As a boy growing up in the 1950s and 1960s, I spent ample time on the lonely side of exclusion. I know the depths of despair to which one can descend when isolated, ridiculed and abused. I was called names, spat on, choked, kicked, beaten, and locked outside in the snow and freezing cold, abused on many levels, in many ways. People would cross the street to avoid having to pass near someone like me. These abuses and exclusions came with many faces of many ages, from other children to adults. Perhaps some of you have lived stories similar to my own.

I was very fortunate to have survived Polio at the age of two in 1949. Following Polio, my mobility was accomplished only by using a full body brace, two leg braces and wooden crutches.

Polio was the dreaded disease of its day, killing or disabling thousands. In 1955, Dr. Jonas Salk introduced to the world the vaccine that began the eradication of Polio. But Polio had a companion, infectious in nature, which was not eradicated by the Salk vaccine. We know that companion as ignorance. Ignorance is still pervasive today for a never-ending number of reasons — race, color, culture, religion, sexual orientation, etc. There is, sadly, enough ignorance to go around.

These events taught me an acute awareness of the feelings of others, of knowing, seeing and hearing that which many others do not. Many have been surprised by my voice or my presence at unexpected times. I have surprised bullies of physical dominance, as well as bullies who were more psychologically clever in their approach. I've seen the look of fear and aloneness on the face of an intended victim replaced by a strengthened look of unity with another, simply because I spoke up for that individual. It is the look of strength found by inclusion.

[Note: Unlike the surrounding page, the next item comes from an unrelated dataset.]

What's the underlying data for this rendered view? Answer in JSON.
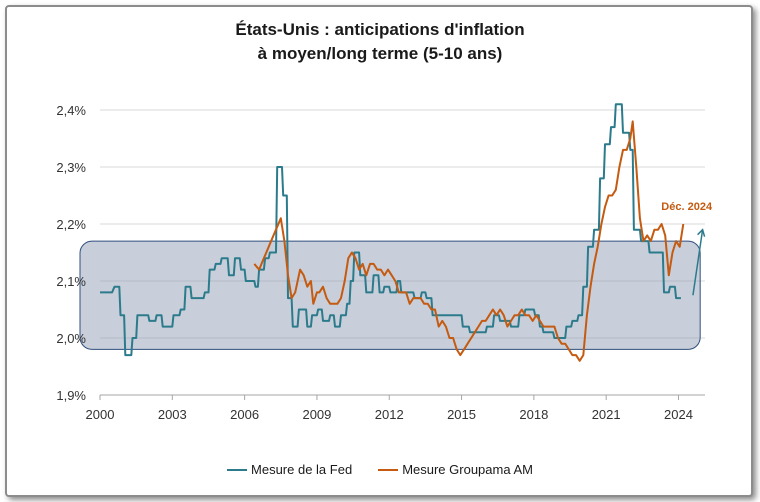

We are each the sum total of our own life's experiences. It is what we do with those experiences that matters most. When we speak up, step up, reach out to others who are excluded, we may very well save someone from an experience that might otherwise leave scars for a lifetime.

Exclusion, setting one apart, can be one of the loneliest of all places to reside. My life experiences have taught me the true significance of inclusion for all. We must look beyond our differences in order to protect our similarities.